Solistica and the capabilities of its electric fleet in Brazil
As a logistics service provider, Solistica's commitment to promoting sustainable development and preserving the environment is continually reinforced, and includes efforts such as mapping green areas and planting trees (more than 1,200 so far), capturing rainwater for washing uses, recycling, separating electronic waste, using LED lamps in all units, reducing average fuel consumption by 5.2%, using Bi-Train trucks that reduce CO2 emissions, and using telemetry, among others.
And of course, in line with these efforts, and in alliance with JAC Motors, the fleet has also been expanding with new models of electric trucks. Solistica's routes in Brazil currently counts on trucks which are 100% electric, with 250 km of autonomy, no noise, CO² emissions free, and which also generate less waste, due to their low use of fluid oils.
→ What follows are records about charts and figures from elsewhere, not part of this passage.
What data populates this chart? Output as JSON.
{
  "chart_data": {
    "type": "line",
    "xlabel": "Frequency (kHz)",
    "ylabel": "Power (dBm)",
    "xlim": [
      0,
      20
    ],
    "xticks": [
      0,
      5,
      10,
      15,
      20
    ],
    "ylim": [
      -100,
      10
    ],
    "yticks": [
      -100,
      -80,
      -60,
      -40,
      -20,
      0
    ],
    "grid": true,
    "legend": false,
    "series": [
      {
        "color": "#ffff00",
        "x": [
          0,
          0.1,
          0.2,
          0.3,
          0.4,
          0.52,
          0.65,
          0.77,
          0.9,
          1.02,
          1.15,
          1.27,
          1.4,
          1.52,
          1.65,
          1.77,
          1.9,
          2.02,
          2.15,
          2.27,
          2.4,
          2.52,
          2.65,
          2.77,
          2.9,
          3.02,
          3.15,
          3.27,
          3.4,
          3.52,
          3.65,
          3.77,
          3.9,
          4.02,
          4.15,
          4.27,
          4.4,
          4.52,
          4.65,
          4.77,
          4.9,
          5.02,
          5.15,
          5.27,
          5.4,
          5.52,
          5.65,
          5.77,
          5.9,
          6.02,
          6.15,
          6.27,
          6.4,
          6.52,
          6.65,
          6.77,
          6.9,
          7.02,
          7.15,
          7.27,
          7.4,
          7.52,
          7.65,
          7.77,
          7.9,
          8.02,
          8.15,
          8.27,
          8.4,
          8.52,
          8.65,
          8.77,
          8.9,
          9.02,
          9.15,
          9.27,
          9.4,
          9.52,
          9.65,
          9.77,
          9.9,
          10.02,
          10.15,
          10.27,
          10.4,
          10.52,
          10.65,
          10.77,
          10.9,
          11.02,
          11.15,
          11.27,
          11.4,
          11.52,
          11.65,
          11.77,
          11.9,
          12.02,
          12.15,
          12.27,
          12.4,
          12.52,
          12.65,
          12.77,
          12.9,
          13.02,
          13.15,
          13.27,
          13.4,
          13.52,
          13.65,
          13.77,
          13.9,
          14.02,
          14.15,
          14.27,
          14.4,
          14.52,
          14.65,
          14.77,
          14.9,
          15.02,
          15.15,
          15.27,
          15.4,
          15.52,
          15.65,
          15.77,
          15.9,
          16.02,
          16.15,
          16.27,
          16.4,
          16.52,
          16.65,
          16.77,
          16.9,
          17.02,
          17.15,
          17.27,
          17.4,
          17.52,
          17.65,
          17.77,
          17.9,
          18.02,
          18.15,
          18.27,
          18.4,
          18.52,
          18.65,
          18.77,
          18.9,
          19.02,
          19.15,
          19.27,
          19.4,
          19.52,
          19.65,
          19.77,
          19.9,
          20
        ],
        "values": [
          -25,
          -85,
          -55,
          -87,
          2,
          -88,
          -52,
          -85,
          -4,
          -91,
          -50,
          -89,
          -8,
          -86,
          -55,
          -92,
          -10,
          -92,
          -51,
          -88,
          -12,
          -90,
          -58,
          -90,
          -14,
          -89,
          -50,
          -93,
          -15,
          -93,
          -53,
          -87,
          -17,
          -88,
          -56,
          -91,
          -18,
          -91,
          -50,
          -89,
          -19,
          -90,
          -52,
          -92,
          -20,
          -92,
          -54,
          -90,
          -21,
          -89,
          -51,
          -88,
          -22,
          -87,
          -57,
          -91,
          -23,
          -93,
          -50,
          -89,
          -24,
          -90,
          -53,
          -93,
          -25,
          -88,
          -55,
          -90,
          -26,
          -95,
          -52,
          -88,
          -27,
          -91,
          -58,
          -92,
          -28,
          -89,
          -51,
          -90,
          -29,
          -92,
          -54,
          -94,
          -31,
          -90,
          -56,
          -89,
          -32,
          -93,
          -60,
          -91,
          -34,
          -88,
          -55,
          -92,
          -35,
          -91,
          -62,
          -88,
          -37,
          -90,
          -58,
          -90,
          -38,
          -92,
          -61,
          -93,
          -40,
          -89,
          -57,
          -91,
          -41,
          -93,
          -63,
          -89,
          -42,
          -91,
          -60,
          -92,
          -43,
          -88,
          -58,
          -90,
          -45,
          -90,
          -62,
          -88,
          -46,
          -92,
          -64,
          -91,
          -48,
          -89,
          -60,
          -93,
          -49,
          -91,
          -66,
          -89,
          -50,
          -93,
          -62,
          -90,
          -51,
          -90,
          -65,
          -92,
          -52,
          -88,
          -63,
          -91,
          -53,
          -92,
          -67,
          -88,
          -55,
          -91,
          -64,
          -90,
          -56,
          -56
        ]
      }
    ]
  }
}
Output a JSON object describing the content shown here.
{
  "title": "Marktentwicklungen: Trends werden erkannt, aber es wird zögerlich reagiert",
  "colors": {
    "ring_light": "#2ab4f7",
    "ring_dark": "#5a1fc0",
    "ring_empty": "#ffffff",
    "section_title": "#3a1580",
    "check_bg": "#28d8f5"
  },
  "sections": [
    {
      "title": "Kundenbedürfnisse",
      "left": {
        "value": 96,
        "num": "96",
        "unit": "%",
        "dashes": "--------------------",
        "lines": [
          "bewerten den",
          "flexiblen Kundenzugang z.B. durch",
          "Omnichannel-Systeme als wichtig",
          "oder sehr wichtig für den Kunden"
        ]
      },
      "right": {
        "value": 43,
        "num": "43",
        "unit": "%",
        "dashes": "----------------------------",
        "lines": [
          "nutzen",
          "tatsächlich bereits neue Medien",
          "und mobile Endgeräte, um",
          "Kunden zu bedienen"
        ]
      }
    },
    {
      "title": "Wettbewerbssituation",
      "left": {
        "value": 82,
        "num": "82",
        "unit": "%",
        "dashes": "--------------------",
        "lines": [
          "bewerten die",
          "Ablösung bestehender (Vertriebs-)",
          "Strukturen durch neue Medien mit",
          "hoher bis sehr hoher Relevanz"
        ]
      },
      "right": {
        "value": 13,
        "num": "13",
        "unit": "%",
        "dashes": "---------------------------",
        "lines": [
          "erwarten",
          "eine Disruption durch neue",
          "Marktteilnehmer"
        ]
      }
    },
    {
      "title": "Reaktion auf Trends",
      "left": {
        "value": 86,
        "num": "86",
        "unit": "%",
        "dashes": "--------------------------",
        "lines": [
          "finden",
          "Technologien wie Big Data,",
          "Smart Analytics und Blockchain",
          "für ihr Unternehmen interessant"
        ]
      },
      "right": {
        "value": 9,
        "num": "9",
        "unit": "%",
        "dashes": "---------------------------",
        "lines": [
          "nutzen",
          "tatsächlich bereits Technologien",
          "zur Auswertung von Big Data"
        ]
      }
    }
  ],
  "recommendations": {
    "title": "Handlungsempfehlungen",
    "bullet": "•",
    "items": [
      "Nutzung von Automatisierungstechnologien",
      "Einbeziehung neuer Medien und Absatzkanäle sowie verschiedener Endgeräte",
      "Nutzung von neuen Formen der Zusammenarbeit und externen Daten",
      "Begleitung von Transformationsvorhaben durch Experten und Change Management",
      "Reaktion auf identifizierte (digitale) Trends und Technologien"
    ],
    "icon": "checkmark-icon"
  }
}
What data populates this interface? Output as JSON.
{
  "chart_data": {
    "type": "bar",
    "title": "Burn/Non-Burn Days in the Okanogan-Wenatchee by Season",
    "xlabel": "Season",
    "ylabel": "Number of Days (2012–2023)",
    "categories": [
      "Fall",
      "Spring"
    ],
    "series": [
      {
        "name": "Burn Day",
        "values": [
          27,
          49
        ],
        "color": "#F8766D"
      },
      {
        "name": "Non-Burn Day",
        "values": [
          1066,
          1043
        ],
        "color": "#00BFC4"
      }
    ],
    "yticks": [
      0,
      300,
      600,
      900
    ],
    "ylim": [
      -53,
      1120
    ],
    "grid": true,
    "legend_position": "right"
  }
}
At this early stage, they are part of the distribution routes throughout the state of São Paulo, a region that accounts for a large share of retail deliveries. As a next step, the expansion of sustainable routes in our 3PL operations throughout Brazil is being considered to start in the second half of 2022.
Efforts are thus moving to ensure more sustainable deliveries, in one of the regions with the highest levels of pollution.